Unnamed: 0,Genre,Director,Actors,Runtime,Year,Budget,Rating
0,Thriller,Director_B,Actor_Y,98,1990,132103007,8.6
1,Romance,Director_D,Actor_Z,115,2006,104769254,7.7
2,Drama,Director_D,Actor_W,108,1982,98163884,7.5
3,Romance,Director_A,Actor_W,139,1996,73668141,7.1
4,Romance,Director_B,Actor_X,161,2007,64975459,7.3


In [3]:
# Features and target
X = df.drop('Rating', axis=1)
y = df['Rating']

# Categorical and numerical features
categorical_features = ['Genre', 'Director', 'Actors']
numeric_features = ['Runtime', 'Year', 'Budget']

# Preprocessing: OneHotEncode categorical variables
preprocessor = ColumnTransformer(
    transformers=[
        ('cat', OneHotEncoder(drop='first'), categorical_features),
        ('num', 'passthrough', numeric_features)
    ]
)

# Pipelines
lin_reg = Pipeline(steps=[('preprocessor', preprocessor),
                          ('regressor', LinearRegression())])
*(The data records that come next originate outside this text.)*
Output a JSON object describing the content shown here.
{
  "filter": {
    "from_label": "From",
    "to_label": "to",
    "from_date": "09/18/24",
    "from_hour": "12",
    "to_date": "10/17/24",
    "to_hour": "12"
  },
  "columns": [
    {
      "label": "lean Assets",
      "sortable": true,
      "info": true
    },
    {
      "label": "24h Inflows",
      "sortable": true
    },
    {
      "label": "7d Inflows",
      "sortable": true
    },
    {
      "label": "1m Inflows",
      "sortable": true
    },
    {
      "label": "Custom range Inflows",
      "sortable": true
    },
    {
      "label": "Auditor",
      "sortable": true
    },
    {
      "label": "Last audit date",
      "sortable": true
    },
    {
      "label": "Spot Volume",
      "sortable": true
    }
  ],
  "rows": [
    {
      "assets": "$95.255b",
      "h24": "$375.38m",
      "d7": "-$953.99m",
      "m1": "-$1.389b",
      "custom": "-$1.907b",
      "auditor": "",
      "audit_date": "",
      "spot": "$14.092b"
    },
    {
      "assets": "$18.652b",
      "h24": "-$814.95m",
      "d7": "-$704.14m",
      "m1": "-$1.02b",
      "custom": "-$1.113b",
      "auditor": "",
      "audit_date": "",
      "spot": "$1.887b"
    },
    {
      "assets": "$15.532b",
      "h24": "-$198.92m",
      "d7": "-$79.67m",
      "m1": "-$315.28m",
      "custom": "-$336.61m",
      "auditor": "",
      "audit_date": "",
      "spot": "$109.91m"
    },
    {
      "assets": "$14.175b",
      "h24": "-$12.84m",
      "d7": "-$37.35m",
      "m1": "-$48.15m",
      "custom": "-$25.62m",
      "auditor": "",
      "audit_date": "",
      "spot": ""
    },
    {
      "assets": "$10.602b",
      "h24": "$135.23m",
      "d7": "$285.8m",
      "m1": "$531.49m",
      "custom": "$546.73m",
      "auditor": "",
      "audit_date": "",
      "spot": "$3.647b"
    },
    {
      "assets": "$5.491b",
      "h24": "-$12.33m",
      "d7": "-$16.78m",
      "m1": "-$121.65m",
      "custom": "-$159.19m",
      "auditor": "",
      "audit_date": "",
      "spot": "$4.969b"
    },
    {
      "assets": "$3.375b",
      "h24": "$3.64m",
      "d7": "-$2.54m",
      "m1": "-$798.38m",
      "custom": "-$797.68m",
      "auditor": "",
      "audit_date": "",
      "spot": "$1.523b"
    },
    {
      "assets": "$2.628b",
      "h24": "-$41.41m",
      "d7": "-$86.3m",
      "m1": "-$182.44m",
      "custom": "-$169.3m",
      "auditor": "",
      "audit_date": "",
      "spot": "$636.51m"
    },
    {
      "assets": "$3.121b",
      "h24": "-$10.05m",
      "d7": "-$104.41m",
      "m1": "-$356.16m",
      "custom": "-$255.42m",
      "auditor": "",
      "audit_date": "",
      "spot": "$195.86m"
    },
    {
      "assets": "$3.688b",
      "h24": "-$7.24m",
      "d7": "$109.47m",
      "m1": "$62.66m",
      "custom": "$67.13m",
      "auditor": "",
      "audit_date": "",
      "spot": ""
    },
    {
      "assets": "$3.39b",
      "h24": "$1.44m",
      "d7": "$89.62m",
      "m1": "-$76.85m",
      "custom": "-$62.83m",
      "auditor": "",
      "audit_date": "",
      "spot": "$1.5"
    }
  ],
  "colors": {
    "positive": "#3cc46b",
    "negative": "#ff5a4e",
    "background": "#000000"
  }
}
rf_reg = Pipeline(steps=[('preprocessor', preprocessor),
                         ('regressor', RandomForestRegressor(n_estimators=100, random_state=42))])

# Train-test split
X_train, X_test, y_train, y_test = train_test_split(X, y, test_size=0.2, random_state=42)

# Fit models
lin_reg.fit(X_train, y_train)
rf_reg.fit(X_train, y_train)

# Predictions
y_pred_lin = lin_reg.predict(X_test)
y_pred_rf = rf_reg.predict(X_test)

# Evaluation
print('Linear Regression R2:', r2_score(y_test, y_pred_lin))
print('Linear Regression RMSE:', np.sqrt(mean_squared_error(y_test, y_pred_lin)))

print('Random Forest R2:', r2_score(y_test, y_pred_rf))
print('Random Forest RMSE:', np.sqrt(mean_squared_error(y_test, y_pred_rf)))

Linear Regression R2: -0.08396282111678866
Linear Regression RMSE: 1.0621718785168222
Random Forest R2: -0.1595529001680409
Random Forest RMSE: 1.0985830373713221


## Insights

- This synthetic dataset is random, so predictive power is limited. Negative R-squared can occur.
- Replace the synthetic data with a real IMDb dataset to improve results.
- Enhancements: add NLP features from plot summaries, include revenue, try XGBoost/LightGBM, and do hyperparameter tuning.